Her own fault too. She’d been too intense over the whole thing, and he’d told her as much. All right, so her TV bosses had wanted to cut a scene! Don’t they always? Of course she was furious, understandably, but that was no reason to throw up her job. Work wasn’t that easy to come by. Ask any actor.

Another bend in the road and suddenly the trees were higher, blocking out much of the remaining daylight. The gloom matched his mood so exactly, he switched on his headlights only reluctantly. Something touched his cheek. Just a slight irritation: a midge perhaps, or a hair, even. He brushed it away with the side of his hand, hardly thinking.

It fluttered close to his ear, then settled on his neck.

‘Oh hell!’ he exclaimed, annoyed. ‘Bloody insect!’

He slapped his hand over it, merely wanting to get rid of the thing, whatever it was. It was only when he felt it struggle to get free that he realised the size of it. A bird — was it?

No, it couldn’t be. His fingers closed over its wafer-thin wings: no feathers there. No bones. Just a thin, pulsating membrane which left dust on his fingertips.

A moth?

He almost laughed, relieved that at least it wasn’t dangerous. In the next second he saw the swarm in the headlights; so many, they obscured the road ahead. They massed over the van, bouncing and skimming against the windscreen, dropping back on to the short bonnet, and some — a dozen at least — penetrating the cab itself to flutter crazily about his head as they persistently attempted to settle on his face.

Over his eyes, even.

Swearing, he tried to brush them aside with his left hand while steering with his right, bullying the reluctant accelerator in the hope of driving straight through the swarm. Suddenly he was blinded when a moth on his face succeeded in blotting out everything with its spreading wings. And squealing in triumph.
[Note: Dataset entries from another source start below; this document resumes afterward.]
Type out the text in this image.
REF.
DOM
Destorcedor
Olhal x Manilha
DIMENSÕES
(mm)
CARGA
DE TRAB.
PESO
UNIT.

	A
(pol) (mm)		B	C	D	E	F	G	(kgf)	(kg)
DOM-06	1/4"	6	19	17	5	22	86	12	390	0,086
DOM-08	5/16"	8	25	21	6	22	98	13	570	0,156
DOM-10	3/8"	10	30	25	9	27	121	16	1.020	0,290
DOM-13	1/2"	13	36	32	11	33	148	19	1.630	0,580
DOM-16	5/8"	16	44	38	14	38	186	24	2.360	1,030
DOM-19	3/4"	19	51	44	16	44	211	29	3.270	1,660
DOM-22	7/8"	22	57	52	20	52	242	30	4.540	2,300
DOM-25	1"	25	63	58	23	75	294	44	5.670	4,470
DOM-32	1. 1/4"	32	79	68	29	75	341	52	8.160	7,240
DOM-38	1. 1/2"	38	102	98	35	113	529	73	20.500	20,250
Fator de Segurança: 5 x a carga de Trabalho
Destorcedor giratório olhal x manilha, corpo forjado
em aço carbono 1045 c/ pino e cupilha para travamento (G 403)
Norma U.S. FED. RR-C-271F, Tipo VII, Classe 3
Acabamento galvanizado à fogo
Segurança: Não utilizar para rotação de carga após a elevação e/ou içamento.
In a panic he seized it, crumpling it up in his fist and throwing it aside. Straight ahead was another of those unexpected bends. He jammed his foot on the brake.

The van went into a skid. He could sense how the tyres were crunching the life juice out of those moths’ fat, slug-like bodies. It was like waltzing on thick slime until — jolting — it mounted the soft verge and embraced the nearest tree. His head hit the side of the door.